Something changed in his face. Not surprise. He had known this was coming. What moved in his face was something else, the look of a man who has been carrying something a long time and has finally reached the place where he can set it down.
"You know," he said.
"I've known for a while," she said. "I just needed to understand myself first before I said it out loud."
He was quiet. The forest around them was still and close. The circle of sky above the hollow had shifted from grey to a thin pale blue.
"I didn't want you to find out like this," he said. "Out here, before I had explained it right."
"Explain it now," she said.
He looked at her for a long moment. Then he pushed off the tree and walked past her into the hollow and stood in front of the rock and went still. That stillness of his, deep and chosen.
Then he put his hand on it.
It was different from what had happened with her. No gentleness in it. The moment his palm touched the stone the air in the hollow changed, a pressure that wasn't wind, and the grey light lifted briefly and the ground under Selena's feet gave one low steady pulse, felt in the bones more than heard with the ears.
Darius stood with his hand on the rock and his eyes closed and his face was the most open she had ever seen it.

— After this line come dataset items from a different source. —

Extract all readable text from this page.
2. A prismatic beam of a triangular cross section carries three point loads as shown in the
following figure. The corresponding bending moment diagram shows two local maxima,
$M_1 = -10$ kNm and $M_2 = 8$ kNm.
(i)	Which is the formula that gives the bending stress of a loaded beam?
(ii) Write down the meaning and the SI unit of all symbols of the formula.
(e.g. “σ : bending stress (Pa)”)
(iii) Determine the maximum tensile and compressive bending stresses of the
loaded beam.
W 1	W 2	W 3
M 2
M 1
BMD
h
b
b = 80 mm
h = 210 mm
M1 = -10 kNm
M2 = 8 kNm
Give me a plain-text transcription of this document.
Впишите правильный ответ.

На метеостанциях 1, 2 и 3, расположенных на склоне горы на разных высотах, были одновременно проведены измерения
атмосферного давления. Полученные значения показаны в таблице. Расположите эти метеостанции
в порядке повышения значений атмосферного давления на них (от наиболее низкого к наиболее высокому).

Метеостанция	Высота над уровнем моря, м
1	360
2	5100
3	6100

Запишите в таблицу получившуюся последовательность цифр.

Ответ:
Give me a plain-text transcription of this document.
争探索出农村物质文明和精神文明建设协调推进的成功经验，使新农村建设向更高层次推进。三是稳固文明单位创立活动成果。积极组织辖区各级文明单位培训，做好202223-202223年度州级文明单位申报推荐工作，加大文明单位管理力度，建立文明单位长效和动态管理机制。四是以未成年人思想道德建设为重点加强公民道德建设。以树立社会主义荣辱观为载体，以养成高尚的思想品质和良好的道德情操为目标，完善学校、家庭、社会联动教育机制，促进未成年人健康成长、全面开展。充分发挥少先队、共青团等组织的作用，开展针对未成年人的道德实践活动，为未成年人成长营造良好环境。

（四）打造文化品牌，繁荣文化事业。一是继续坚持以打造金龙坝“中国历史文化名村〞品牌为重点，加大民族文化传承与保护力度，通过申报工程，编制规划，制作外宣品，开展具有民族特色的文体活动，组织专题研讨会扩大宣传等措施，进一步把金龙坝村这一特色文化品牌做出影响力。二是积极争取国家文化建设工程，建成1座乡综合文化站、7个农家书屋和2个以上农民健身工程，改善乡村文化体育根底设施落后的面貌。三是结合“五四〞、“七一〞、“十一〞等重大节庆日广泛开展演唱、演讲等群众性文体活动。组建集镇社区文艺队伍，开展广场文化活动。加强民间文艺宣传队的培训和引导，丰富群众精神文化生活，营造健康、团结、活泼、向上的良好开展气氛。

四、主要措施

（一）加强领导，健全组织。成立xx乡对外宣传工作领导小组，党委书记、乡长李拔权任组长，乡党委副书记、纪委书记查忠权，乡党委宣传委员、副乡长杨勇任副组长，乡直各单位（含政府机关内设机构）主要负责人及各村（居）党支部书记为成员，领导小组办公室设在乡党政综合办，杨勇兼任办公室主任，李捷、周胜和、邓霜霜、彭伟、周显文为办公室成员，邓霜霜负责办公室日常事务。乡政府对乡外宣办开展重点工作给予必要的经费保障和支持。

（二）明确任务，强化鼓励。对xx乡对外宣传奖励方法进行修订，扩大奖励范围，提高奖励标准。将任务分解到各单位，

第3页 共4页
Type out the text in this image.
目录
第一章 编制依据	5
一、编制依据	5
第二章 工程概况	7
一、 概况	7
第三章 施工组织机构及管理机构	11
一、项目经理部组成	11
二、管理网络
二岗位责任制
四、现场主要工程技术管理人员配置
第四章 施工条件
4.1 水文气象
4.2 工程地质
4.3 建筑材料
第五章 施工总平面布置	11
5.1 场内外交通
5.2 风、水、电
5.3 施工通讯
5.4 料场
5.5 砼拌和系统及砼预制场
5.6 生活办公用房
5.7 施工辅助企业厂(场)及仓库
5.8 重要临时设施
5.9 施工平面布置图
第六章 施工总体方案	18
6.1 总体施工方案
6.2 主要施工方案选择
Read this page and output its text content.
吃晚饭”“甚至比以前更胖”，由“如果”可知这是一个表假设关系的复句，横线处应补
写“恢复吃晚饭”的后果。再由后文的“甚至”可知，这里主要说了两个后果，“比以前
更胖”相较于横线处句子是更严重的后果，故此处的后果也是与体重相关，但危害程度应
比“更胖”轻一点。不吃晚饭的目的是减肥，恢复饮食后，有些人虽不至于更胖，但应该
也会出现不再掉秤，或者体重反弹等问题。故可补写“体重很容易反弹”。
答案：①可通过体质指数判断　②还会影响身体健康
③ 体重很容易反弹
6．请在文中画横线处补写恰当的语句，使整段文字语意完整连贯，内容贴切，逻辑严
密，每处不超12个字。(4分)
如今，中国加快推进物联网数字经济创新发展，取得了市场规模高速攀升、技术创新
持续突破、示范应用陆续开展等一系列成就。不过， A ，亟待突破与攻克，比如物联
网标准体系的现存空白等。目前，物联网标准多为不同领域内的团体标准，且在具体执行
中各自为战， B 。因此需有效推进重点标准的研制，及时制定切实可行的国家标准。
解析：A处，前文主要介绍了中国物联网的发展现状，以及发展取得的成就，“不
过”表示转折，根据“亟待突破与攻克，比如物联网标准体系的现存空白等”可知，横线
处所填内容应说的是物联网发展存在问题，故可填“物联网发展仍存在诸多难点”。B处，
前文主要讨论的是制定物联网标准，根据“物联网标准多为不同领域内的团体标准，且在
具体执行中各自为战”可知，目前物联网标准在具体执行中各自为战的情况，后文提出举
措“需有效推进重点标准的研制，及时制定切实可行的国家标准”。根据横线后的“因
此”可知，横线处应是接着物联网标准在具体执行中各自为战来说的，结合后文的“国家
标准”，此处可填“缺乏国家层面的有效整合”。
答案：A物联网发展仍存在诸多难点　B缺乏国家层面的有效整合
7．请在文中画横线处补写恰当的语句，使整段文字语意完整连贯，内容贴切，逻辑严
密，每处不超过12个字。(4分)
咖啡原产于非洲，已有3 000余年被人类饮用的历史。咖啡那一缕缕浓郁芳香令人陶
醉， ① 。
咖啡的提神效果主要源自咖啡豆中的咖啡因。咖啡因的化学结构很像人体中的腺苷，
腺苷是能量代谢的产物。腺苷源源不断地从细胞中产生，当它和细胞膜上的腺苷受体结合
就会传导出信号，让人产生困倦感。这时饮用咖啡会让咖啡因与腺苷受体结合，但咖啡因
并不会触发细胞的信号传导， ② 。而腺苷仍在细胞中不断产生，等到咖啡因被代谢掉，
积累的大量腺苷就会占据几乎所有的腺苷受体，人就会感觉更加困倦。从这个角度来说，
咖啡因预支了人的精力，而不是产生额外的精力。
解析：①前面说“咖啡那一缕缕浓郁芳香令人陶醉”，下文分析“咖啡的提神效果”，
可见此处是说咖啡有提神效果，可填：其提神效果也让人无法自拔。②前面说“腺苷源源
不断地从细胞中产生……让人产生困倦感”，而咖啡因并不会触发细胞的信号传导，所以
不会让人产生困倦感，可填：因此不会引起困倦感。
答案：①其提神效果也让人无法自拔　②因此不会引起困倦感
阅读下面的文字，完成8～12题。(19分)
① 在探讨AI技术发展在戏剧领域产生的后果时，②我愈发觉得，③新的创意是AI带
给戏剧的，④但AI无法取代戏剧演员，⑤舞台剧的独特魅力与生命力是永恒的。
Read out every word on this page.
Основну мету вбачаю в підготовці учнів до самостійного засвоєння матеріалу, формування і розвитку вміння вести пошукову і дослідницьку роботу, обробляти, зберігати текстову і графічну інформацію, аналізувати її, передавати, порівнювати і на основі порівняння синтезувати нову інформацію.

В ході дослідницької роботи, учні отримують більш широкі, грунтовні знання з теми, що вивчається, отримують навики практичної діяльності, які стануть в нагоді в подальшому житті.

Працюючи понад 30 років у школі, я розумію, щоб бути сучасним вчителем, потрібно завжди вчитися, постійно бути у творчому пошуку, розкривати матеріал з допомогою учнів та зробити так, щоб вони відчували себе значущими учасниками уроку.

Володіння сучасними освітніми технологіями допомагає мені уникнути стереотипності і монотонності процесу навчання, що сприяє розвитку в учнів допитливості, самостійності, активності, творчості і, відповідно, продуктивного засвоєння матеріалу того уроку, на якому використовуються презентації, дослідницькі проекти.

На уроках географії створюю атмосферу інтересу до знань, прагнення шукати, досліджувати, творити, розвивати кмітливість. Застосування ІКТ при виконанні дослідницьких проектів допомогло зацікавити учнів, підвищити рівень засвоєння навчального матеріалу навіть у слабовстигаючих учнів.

All the careful distance he kept between himself and the world was gone, just a man standing in front of something that had known him since before he could remember and letting it.
He lifted his hand.
The light settled back.
The ground went still.
He turned.
"Dravion took what was yours," she said.
"Yes."
"He took it when you were too young to stop him."
"I was seven," he said. "When my father died. Dravion moved fast. I was gone before anyone could object."
"But not exiled."
"No. Someone made sure of that." He said it the way you say something you have made peace with over a long time. "They hid what I was and sent me away. Close enough to watch over. Far enough that Dravion couldn't feel me."
"Edric," she said.
"Edric. Among others."
She looked at him in the hollow, the old trees around him, the pale sky above, the rock behind him. She thought about the first night in the forest, this man appearing at the exact border of her exile with a horse and one name and nothing else. She thought about the way Wildmount's wolves had stepped back at the gate. The way Calla looked at him. The way the world settled differently around him without him asking it to.
She had known for a while. She just hadn't spoken it.
"You are the rightful Alpha of Oakwood," she said.
"Yes," he said.
The word sat between them in the cold air, plain and enormous and completely still.
"And you were sent to find me because whoever sent you knew you couldn't go back alone."
He held her eyes. "Yes."
She thought about that.
She thought about the sword in the chamber pulsing for her while Dravion stood there afraid. She thought about Edric's pale eyes. About what a true Luna was, not chosen by a bond or given as a gift, recognized by something older than any of it.
She thought about her wolf, standing at full height inside her for the first time in her life, steady and done apologizing.
She looked at Darius.
"So what do we do now?" she asked.
He looked back at her, and for the first time since the forest and the rain and the night she had climbed up behind him on that horse, his face didn't hold anything back.
"We go back," he said. "When you're ready."
She looked up at the sky above the hollow. Pale blue, deepening at the edges as the morning came in.
She was not ready yet. She knew that. There were things still to learn and she had never once walked toward something this size without someone telling her she wasn't the right person for it.
But she didn't believe that anymore.
She looked back at him.
"Not yet," she said. "But soon."
He nodded.
They stood in the hollow with the old trees around them and the morning coming on, and neither of them felt the need to say anything else.